Tuesday 18 August 2015

Pacific Standard Time

(Back to Z.E.E.P.) Just some thoughts:

Two ziggurats in the top section.  The ziggurat temple format, with its ‘stepped’ profile, originated in the Middle East around 200–500 AD. Following a long wait, they suddenly became very trendy again in the Sixties!  Major exponent was Joe Tilson with a series of Ziggurat images during the course of the decade, e.g. Ziggurat 5, screenprint 1966:




Heart beating, watch ticking, cylinders firing.  In 1969 it was becoming possible to anticipate the reality of a blurring of lines between organic and mechanical/electronic functionalities. 

In the new world of funky science, will a leopard be able to change his spots? 

Yes, Man is in space, but, happily, children still like to play very simply.

The delightfully garish version of Pacific Standard Time shown below is an Artist’s Proof:

One of these is currently (Summer 2015) available at Goldmark for £1,850.

Tuesday 11 August 2015

Home and Away


Here I am, the number one Paolozzi maniac in East Kent, and only by chance this morning did I discover the Home and Away exhibition at the Beaney in Canterbury.  I’m not sure how I missed being aware of this show – it’s been running since May 9th and features a fantastic array of the General Dynamic F.U.N. prints.  It’s especially good to see the prints at first hand again and their manner of display – they’re not formally framed and have the ‘look’ of something still being proofed.  From the ‘context’ exhibits I was also surprised by the fact that I’d forgotten about the original J G Ballard introduction to the Suite: 

The marriage of reason and fantasy which has dominated the 20th century has given birth to an even more ambiguous world.  Across the communications landscape move the spectres of sinister technologies and the dreams that money can buy. Thermo-nuclear weapons systems and soft-drink commercials coexist in an overlit realm ruled by advertising and pseudo-events, science and pornography. In ‘Moonstrips Empire News’ Eduardo Paolozzi brilliantly explored the darker side of this mysterious continent. By contrast, in ‘General Dynamic F.U.N.’ he brings together the happiest fruits of a benevolent technology. The leitmotif is the California girl sunbathing on her car roof. The mood is idyllic, at times even domestic. Tactile values are emphasised, the surface pleasures to be found in confectionary, beauty parlours and haute couture fabrics. Children play in a garden pool, a circus elephant crushes a baby Fiat. Varieties of coleslaw are offered to our palates, far more exciting than the bared flesh of the muscle men and striptease queens. Mickey Mouse, elder statesman of Paolozzi’s imagination, presides over this taming of the machine. The only factories shown here are manufacturing dolls. Customised motorcycles and automobile radiator grills show an amiable technology on its vacation day. Despite this pleasant carnival air, a tour de force of charm and good humour, Paolozzi’s role in providing our most important visual abstracting service should not be overlooked. Here the familiar materials of our everyday lives, the jostling iconographies of mass advertising and consumer goods, are manipulated to reveal their true identities. For those who can read its pages, ‘General Dynamic F.U.N.’ is a unique guidebook to the electric garden of our mind. 

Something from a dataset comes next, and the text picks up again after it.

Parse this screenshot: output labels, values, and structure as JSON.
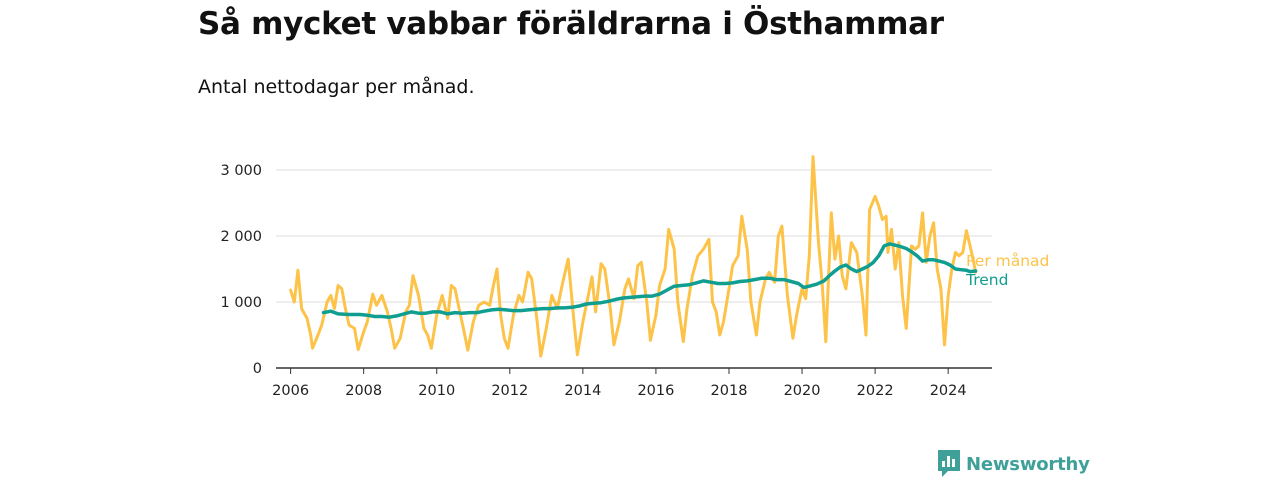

I think that’s brilliantly concise and illuminating. 

If you’re in the South East, and – as I was up to today – unaware that such an image-feast is on offer, get a move on – the show closes on 23rd August.  http://www.canterbury.co.uk/Beaney/whats_on/Home-And-Away.aspx

Sunday 2 August 2015

Busy and Brash

The next print is Agile Coin Gross Decision Logic. 

This image has a clear antecedent in an earlier series.  From 'Universal Electronic Vacuum', War Games Revised, is conceptually similar, as is the format and some of the componentry.  However, where War Games . . . is cool and sombre, Agile Coin . . . is busy and brash. 

All this weaponry repeatedly and banally depicted as goodies in a sales catalogue, yet capable of immense destruction and misery.  The simple, crude repetition of deadly imagery was a frequently visited theme in the Sixties.  Warhol in particular was fascinated by the idea that seeing something over and over again is desensitizing, eventually allowing horrific images to be viewed with indifference.  His Death and Disaster series from early in the decade thoroughly explored this concept. 

AGILE-COIN was a computer war game developed in the late Sixties.  It was an attempt to integrate a variety of types of conflict (rather than just a conventional battlefield scenario) to inform the development of new tactics relevant to the asymmetrical sort of warfare encountered by US forces in Vietnam.